The U.S. Preventive Services Task Force has endorsed screening for prediabetes and diabetes. Last month, the Task Force posted a draft recommendation on screening for type 2 diabetes. It recommends that all adults ages 45 and older be screened for diabetes and abnormal blood sugar and recommends the use of hemoglobin A1c testing as a primary method for screening at-risk individuals. Sometime after the formal period of public comment on the draft recommendation and draft evidence review ends November 3, the Task Force will develops its final recommendation and final evidence review. 

The Task Force is an independent, volunteer panel of national experts in prevention and evidence-based medicine that works to improve the health of Americans by making evidence-based recommendations about clinical preventive services such as screenings, counseling services, and preventive medications.

New Tests

FDA allows marketing of test to identify yeast pathogens directly from a blood sample.
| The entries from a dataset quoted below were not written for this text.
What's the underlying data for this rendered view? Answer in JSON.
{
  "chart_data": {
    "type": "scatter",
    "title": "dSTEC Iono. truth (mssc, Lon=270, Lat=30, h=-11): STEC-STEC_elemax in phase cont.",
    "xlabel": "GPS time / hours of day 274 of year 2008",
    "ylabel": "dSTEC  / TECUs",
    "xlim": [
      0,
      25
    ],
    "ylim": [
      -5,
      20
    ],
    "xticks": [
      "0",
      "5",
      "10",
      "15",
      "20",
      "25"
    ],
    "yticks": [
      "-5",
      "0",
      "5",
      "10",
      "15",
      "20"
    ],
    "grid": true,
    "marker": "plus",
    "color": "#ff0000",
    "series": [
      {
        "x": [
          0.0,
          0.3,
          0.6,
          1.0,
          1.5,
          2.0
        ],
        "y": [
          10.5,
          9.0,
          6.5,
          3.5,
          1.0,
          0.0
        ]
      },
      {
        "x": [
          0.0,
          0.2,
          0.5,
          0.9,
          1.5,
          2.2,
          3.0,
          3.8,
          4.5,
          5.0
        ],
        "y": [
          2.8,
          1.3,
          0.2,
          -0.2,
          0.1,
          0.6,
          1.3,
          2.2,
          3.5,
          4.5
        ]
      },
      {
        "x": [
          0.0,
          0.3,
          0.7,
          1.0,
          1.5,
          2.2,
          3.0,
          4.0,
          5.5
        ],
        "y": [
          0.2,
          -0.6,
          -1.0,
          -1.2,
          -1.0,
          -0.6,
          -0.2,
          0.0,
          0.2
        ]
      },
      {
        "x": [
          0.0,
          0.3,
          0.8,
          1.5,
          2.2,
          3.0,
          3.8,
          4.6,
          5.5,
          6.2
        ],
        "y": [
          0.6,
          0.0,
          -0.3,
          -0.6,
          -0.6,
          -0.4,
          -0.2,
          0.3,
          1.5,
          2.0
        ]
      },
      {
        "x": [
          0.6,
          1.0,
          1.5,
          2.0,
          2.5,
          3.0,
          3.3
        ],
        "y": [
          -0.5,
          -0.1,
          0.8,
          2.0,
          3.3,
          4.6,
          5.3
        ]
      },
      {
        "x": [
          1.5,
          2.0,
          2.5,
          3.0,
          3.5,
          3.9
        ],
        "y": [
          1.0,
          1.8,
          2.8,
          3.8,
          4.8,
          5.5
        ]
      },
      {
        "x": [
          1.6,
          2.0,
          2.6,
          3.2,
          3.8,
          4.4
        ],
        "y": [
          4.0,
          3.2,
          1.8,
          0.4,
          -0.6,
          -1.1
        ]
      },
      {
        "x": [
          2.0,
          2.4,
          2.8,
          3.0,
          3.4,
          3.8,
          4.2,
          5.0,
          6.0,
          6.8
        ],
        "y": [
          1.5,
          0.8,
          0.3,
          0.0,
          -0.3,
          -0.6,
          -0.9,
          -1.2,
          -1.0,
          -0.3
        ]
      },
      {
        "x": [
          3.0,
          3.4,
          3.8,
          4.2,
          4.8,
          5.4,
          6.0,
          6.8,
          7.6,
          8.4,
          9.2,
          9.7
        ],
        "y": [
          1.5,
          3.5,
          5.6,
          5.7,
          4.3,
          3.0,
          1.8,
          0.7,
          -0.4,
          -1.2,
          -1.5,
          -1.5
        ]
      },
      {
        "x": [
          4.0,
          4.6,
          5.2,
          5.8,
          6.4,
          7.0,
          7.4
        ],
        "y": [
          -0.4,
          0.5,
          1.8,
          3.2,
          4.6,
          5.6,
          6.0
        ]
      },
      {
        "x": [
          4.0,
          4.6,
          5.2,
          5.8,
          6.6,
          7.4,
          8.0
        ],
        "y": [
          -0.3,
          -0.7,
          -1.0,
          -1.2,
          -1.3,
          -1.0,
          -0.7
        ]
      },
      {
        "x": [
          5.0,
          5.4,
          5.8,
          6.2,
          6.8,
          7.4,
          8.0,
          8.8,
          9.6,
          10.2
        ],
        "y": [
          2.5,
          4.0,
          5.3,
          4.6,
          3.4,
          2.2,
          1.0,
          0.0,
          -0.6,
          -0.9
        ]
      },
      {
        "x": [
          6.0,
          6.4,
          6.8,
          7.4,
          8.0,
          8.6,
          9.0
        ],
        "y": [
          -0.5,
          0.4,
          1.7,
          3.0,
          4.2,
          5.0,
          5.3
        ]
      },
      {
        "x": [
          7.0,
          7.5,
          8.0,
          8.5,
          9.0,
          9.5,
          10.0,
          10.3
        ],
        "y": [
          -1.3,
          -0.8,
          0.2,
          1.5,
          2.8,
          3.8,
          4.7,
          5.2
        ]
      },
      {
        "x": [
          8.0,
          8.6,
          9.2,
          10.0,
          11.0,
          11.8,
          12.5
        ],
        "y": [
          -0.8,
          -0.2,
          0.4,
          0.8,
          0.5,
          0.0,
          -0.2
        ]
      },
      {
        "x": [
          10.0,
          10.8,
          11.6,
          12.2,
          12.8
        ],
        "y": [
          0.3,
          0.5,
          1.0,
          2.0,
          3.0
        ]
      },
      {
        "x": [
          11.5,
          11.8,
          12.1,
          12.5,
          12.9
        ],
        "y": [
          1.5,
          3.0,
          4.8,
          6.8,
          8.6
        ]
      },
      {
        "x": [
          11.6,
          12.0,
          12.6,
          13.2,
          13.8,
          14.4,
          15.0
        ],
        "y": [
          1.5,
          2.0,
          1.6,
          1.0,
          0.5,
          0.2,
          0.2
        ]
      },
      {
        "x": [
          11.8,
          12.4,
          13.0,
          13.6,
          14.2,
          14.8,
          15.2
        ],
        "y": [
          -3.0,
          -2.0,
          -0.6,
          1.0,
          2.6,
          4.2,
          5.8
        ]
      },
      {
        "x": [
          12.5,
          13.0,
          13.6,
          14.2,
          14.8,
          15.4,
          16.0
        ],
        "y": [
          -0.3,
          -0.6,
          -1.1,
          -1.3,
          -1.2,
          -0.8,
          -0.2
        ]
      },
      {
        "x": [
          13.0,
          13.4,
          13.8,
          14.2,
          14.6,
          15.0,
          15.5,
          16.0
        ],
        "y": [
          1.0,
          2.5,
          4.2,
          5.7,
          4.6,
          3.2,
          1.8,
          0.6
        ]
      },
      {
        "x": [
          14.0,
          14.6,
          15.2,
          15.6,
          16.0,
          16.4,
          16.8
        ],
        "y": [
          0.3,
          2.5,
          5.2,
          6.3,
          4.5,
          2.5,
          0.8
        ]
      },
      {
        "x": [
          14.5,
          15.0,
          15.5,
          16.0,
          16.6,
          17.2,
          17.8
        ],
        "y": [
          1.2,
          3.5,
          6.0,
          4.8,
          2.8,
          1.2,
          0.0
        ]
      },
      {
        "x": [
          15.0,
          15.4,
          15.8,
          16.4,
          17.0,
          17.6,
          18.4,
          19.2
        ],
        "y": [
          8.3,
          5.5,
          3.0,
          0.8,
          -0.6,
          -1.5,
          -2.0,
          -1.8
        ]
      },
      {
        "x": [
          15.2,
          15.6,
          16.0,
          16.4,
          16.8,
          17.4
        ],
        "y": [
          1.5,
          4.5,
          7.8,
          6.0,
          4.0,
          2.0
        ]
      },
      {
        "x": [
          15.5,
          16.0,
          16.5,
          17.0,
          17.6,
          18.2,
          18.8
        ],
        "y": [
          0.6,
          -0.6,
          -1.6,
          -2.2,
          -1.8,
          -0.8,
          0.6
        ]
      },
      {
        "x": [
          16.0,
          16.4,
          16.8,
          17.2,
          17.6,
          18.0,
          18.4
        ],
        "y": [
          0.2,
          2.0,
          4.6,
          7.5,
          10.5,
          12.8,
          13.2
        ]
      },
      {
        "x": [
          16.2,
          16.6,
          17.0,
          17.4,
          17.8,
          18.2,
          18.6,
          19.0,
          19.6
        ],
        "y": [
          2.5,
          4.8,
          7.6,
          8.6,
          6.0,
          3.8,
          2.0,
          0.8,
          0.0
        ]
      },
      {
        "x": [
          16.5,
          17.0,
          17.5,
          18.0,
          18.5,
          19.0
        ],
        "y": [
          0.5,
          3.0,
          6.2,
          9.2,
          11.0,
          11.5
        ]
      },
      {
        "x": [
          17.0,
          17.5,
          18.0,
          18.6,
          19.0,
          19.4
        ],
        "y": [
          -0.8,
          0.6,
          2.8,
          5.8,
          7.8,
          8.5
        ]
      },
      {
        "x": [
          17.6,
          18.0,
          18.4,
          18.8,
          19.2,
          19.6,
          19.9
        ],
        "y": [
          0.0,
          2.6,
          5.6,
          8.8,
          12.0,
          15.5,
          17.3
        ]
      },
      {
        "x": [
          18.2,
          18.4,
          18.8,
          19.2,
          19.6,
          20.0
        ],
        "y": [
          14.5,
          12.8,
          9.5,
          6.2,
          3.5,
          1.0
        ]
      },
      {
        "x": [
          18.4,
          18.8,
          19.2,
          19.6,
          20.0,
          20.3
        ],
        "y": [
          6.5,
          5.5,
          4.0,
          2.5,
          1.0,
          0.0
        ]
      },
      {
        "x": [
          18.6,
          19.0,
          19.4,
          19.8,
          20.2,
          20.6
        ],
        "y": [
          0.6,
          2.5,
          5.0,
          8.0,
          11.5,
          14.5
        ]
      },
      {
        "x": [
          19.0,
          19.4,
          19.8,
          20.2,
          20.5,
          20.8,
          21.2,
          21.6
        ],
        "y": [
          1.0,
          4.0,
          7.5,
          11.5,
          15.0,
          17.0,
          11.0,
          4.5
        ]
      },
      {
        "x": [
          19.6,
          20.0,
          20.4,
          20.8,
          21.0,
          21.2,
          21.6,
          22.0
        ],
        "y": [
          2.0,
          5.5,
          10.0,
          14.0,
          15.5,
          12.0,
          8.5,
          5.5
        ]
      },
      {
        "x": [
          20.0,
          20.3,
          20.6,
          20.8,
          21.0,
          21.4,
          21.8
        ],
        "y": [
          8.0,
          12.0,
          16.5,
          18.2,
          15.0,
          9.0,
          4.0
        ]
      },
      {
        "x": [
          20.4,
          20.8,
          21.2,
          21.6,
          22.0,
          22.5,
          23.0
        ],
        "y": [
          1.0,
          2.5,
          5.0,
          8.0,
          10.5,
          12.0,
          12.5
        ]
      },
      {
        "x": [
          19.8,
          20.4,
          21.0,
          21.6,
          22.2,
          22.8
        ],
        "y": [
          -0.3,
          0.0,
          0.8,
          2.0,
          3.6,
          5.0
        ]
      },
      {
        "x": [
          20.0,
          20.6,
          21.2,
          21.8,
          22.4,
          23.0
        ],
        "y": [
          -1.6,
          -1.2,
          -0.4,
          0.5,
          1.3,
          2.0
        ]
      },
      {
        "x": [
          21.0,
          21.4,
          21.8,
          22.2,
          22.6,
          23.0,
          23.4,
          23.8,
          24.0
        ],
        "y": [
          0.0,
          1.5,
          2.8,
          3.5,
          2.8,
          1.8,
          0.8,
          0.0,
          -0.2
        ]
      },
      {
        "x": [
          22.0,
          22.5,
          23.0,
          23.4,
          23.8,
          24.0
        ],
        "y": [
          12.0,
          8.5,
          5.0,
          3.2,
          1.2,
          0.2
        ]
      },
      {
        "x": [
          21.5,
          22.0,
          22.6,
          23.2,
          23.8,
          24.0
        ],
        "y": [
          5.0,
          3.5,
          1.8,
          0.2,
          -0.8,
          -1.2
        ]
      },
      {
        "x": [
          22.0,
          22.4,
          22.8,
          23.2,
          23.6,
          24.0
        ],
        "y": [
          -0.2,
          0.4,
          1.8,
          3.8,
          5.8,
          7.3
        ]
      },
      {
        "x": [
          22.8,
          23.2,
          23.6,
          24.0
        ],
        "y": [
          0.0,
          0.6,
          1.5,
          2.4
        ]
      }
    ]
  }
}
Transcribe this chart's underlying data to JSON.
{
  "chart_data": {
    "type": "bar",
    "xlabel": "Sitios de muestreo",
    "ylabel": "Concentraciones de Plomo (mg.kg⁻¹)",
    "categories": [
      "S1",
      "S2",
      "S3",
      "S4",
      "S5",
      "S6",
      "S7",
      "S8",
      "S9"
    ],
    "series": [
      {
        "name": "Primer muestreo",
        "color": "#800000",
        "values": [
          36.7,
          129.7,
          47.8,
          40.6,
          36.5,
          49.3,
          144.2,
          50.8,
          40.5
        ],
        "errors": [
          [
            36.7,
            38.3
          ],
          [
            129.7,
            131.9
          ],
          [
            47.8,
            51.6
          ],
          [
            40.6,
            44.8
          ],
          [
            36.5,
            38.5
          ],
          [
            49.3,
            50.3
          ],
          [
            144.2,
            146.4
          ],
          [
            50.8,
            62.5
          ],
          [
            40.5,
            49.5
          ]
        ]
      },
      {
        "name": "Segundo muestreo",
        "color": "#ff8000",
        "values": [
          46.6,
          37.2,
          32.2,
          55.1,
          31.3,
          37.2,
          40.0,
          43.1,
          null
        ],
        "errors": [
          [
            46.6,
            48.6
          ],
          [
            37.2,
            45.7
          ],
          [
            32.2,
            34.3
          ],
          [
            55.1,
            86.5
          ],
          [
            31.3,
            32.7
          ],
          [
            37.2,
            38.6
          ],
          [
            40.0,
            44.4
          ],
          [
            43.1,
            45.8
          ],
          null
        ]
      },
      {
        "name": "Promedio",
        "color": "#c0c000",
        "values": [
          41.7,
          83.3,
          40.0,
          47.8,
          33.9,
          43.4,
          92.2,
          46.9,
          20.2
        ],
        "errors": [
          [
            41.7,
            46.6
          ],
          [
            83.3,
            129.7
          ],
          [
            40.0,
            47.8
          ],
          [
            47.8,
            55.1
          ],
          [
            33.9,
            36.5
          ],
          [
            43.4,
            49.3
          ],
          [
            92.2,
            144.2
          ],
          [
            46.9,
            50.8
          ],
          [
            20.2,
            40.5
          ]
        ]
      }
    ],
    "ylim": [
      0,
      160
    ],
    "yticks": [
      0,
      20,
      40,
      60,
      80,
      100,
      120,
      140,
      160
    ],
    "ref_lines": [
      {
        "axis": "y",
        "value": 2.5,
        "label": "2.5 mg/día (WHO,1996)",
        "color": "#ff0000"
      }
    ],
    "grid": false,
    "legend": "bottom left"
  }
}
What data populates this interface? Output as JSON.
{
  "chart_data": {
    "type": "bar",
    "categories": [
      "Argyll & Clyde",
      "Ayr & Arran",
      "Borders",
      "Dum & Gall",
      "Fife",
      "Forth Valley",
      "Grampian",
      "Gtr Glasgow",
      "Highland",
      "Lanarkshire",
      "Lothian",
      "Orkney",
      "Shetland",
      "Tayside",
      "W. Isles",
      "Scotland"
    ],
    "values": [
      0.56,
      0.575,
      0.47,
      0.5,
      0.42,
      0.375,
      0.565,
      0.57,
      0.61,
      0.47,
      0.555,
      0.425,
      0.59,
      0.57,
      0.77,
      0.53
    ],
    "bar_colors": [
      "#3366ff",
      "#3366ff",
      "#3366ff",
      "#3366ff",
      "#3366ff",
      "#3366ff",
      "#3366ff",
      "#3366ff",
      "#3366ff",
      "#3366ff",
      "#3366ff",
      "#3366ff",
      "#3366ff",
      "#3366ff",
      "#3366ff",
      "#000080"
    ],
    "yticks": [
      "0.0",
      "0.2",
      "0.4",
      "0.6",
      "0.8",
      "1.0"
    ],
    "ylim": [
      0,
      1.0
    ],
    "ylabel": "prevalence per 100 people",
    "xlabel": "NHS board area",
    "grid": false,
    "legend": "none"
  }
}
The U.S. Food and Drug Administration (FDA) is allowing the first direct blood test for the detection of five yeast pathogens to be marketed in the United States. The yeast pathogens include Candida albicans and/or Candida tropicalis, Candida parapsilosis, and Candida glabrata and/or Candida krusei, which are known to cause bloodstream infections.

Yeast bloodstream infections are a type of fungal infection that can lead to severe complications and death if not treated rapidly. Traditional methods of detecting yeast pathogens in the bloodstream can require up to six days, and even more time to identify the specific type of yeast present. The T2Candida Panel and T2Dx Instrument (T2Candida) manufactured by T2Biosystems, can identify these five common yeast pathogens from a single blood specimen within three to five hours. Because yeast bloodstream infections are uncommon, and because false positive results are possible with the T2Candida, physicians should perform blood cultures to confirm T2Candida results.

“By testing one blood sample for five yeast pathogens and getting results within a few hours, physicians can initiate appropriate anti-fungal treatment earlier, and potentially reduce patient illness and decrease the risk of dying from these infections,” says Alberto Gutierrez, director of the Office of In-Vitro Diagnostics and Radiological Health at the FDA’s Center for Devices and Radiological Health. 

T2Candida incorporates technologies that break the yeast cells apart, releasing the DNA. It then makes many copies of the target DNA, and detects the amplified DNA using magnetic resonance technology. If yeast DNA is found, T2Candida will also presumptively determine the species category to which it belongs, information that helps to guide healthcare providers to provide appropriate treatment.